I received my PhD in history from Princeton University in 2007 and taught at Columbia University and Florida State University before relocating to France in 2010. My main research interests are the history of publishing (especially newspapers) and copyright law in Britain and the United States. My latest publication is Who Owns the News? A History of Copyright (Stanford, 2019). Recently I have been collaborating with art historians and legal scholars to explore the development of artistic copyright and the circulation of images in the nineteenth century.

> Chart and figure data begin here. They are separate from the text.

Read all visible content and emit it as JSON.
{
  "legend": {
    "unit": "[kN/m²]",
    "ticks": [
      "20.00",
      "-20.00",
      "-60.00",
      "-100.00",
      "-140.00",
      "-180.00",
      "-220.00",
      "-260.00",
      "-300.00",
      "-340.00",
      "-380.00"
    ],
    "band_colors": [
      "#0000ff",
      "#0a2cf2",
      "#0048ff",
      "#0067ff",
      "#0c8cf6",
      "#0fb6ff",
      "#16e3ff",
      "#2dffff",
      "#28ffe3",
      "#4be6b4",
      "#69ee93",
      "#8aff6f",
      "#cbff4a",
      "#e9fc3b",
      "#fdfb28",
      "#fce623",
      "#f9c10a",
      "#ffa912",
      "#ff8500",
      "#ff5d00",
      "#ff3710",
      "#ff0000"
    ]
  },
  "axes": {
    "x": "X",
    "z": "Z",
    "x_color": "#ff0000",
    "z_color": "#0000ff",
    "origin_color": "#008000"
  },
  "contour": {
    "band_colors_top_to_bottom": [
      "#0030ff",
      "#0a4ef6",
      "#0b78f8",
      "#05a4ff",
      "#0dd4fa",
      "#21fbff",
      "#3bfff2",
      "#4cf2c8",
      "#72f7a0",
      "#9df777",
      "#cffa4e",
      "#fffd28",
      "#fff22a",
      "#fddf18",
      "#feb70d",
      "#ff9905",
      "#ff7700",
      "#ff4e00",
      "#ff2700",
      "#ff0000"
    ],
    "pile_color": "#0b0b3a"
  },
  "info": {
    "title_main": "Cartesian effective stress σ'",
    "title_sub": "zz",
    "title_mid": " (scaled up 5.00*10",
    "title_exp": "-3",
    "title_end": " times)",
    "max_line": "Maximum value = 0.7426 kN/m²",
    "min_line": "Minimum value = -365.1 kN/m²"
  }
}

I’ve always felt at home as a member of SHARP and it would be an honour and a pleasure to serve the society as vice president. SHARP conferences are justly celebrated as friendly and resolutely interdisciplinary events. Book History has been publishing cutting-edge research since its founding two decades ago and it actively promotes work by junior scholars. We have some work to make the society more diverse in terms of country of origin, socio-economic background, and disciplinary affiliation, but important progress has already been made in these areas. With the support of the Gladys Krieble Delmas Foundation, we have enabled younger scholars and those from underrepresented countries to present their research at the annual conference. SHARP-focused conferences are a great way of promoting collaborations in various countries. The creation of Lingua Franca: The History of the Book in Translation at the initiative of Martin Lyons and Susan Pickford is another crucial step in becoming a more international organization. I think we need to continue to reach out to scholars in fields that are not as well-represented as they could be (for instance art history, visual culture, musicology, anthropology, philosophy, and law). The addition of “digital showcases” is a recognition of the importance of digital humanities, but we have to make sure that SHARP continues to promote fruitful dialogues in this area. I also think it’s crucial to strengthen existing links with librarians, archivists, museum curators, book dealers, collectors, printers, and other scholars who are not full-time academics. The richness of SHARP depends on this openness.